Après Brecht en 2023, la troupe de l’École s’attaque cette saison à Rostand et Shakespeare ; ce jeudi 26 avril, c’est le Gascon au grand nez qui est à l’honneur. La salle est remplie. On ne distingue presque aucun siège vide. L’ambiance est conviviale, le public impatient. « J’étais là l’année dernière, et c’était bluffant. Je croise les doigts pour que ce soit aussi bien ! » espèrent certains. « Ma meilleure amie joue ce soir », explique une lycéenne à ce qui semble être une mère d’élève. Le directeur du grand-collège prend le micro, rappelle d’éteindre les téléphone portables, fait la promotion de la buvette officielle de l’atelier ouverte pour l’entracte et tenue par une mère d’élève ; et c’est le noir. Ou plutôt le sombre. Holà ! vos quinze sols ! La pièce est lancée, les répliques fusent, les acteurs se suivent.

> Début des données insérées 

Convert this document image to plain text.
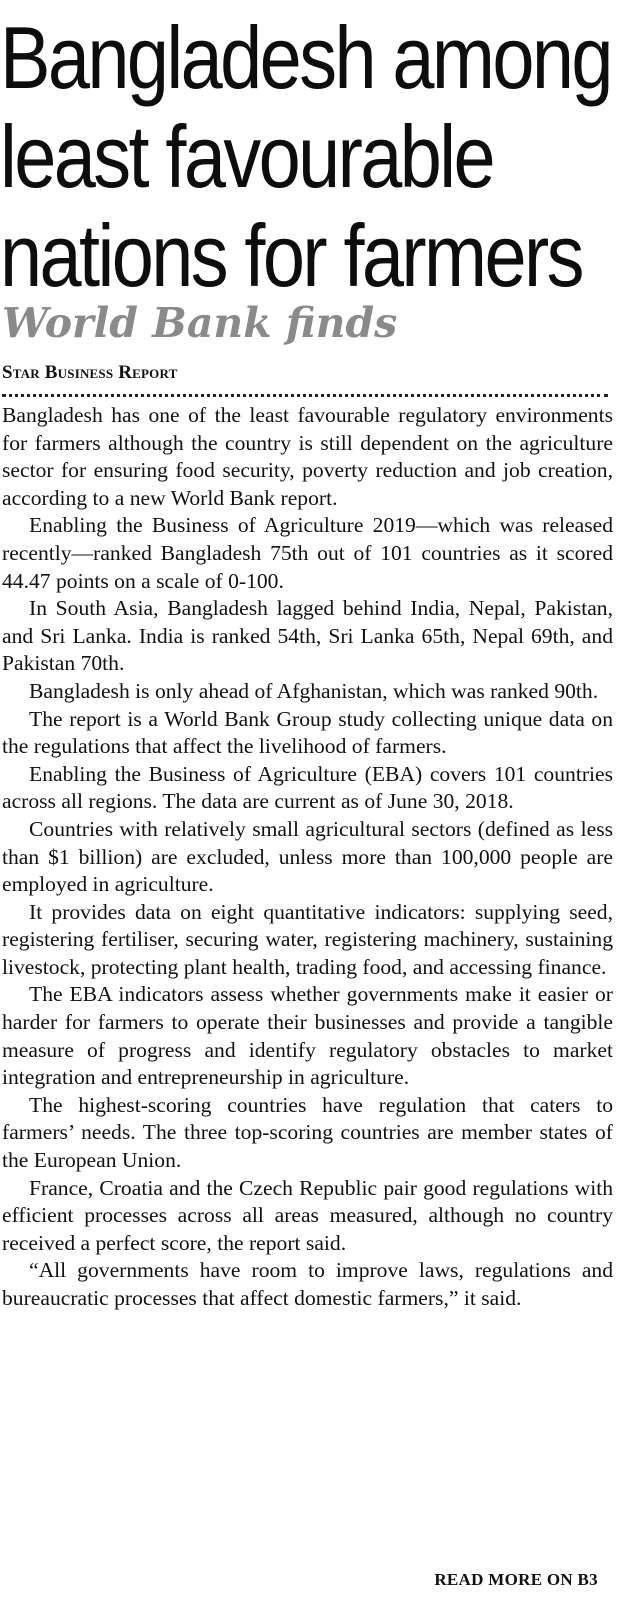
Bangladesh among
least favourable
nations for farmers
World Bank finds
Star Business Report

Bangladesh has one of the least favourable regulatory environments for farmers although the country is still dependent on the agriculture sector for ensuring food security, poverty reduction and job creation, according to a new World Bank report.

Enabling the Business of Agriculture 2019—which was released recently—ranked Bangladesh 75th out of 101 countries as it scored 44.47 points on a scale of 0-100.

In South Asia, Bangladesh lagged behind India, Nepal, Pakistan, and Sri Lanka. India is ranked 54th, Sri Lanka 65th, Nepal 69th, and Pakistan 70th.

Bangladesh is only ahead of Afghanistan, which was ranked 90th.

The report is a World Bank Group study collecting unique data on the regulations that affect the livelihood of farmers.

Enabling the Business of Agriculture (EBA) covers 101 countries across all regions. The data are current as of June 30, 2018.

Countries with relatively small agricultural sectors (defined as less than $1 billion) are excluded, unless more than 100,000 people are employed in agriculture.

It provides data on eight quantitative indicators: supplying seed, registering fertiliser, securing water, registering machinery, sustaining livestock, protecting plant health, trading food, and accessing finance.

The EBA indicators assess whether governments make it easier or harder for farmers to operate their businesses and provide a tangible measure of progress and identify regulatory obstacles to market integration and entrepreneurship in agriculture.

The highest-scoring countries have regulation that caters to farmers’ needs. The three top-scoring countries are member states of the European Union.

France, Croatia and the Czech Republic pair good regulations with efficient processes across all areas measured, although no country received a perfect score, the report said.

“All governments have room to improve laws, regulations and bureaucratic processes that affect domestic farmers,” it said.

READ MORE ON B3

Un premier Cyrano retentissant, un vicomte de Valvert délicieusement orgueilleux : les personnages se dessinent. C’est d’ailleurs à ce niveau que se situait, précisément, le grand défi de cette mise en scène : il a été fait le choix ambitieux de faire jouer chaque personnage par plusieurs interprètes. Un défi relevé qui s’est retrouvé être un pari réussi. En effet, le plus grand danger de cette pièce est peut-être finalement sa plus grande force : le public n’est pas perdu dans l’histoire grâce, d’une part, au jeu fluide des jeunes adolescents, et d’autre part aux éléments de mise en scène comme les costumes et accessoires, ou les subtiles transitions musicales indiquant les changements de rôle. En fait, ces échanges se révèlent même être un procédé rafraîchissant : comme les acteurs ne cherchent pas à incarner les protagonistes exactement de la même manière, chacun apporte sa touche, et on se retrouve avec plusieurs caractères différents... Ce qui est surprenamment très agréable pour les spectateurs, qui n’ont pas le temps de se lasser, et qui, s’ils sont peu sensibles à une interprétation d’un comédien, se voient proposer une nouvelle version du personnage !

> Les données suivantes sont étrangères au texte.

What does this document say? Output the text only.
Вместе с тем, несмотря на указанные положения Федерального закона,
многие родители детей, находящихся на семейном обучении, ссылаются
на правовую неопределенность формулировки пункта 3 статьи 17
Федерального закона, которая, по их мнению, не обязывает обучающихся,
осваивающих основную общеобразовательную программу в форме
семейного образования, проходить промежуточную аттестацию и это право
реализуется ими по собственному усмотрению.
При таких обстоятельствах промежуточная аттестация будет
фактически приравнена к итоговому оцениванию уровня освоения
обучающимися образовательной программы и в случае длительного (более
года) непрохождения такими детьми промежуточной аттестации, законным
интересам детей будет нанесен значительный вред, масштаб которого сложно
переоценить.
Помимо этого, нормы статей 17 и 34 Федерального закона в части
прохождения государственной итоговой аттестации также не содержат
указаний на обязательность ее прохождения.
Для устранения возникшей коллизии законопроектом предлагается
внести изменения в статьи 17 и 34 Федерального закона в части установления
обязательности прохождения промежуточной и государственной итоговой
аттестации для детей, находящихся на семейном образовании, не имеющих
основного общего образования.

Dans le public, notamment pendant l’entracte, on entend beaucoup de commentaires sur le jeu des élèves. Il est vrai que tous incarnent très bien leur personnage, et personne ne serait étonné si l’un ou deux d’entre eux se retrouvait dans quelques années sur les planches de la Comédie- Française. Mais plus que leur jeu, ce qui est impressionnant dans cette équipe, c’est leur manière de vivre la pièce ensemble. Leur cohésion. C’est de voir des élèves de seconde déclamer face à des terminales, des camarades d’étude se serrant dans les bras ou se livrant à un duel acharné. De voir, aussi, à quel point le travail collectif permet d’arriver à un résultat si propre, si lisse, si impressionnant. Finalement, c’est cela qui est si beau avec l’ATEA. Voir ses camarades, ses amis se dévoiler. Ne pas pouvoir se retenir de sourire de fierté lors des applaudissements et du traditionnel salut. De découvrir, aussi, ceux de ses camarades qu’on ne connaît que de loin. Ou même de redécouvrir ceux, discrets, que l’on côtoie chaque jour en classe. Reconnaître cette fille, réservée en cours, au dernier rang, interpréter Cyrano fièrement et justement au centre de la scène. De la même manière, ces représentations permettent aussi aux professeurs de rencontrer d’autres faces de leurs élèves : ainsi, on entendait, l’autre jour, cette professeure d’anglais féliciter son élève en plein milieu de la terrasse des terminales - lieu on l’on aperçoit pourtant rarement les enseignants : « Je vous ai redécouverte ma chère Camille ».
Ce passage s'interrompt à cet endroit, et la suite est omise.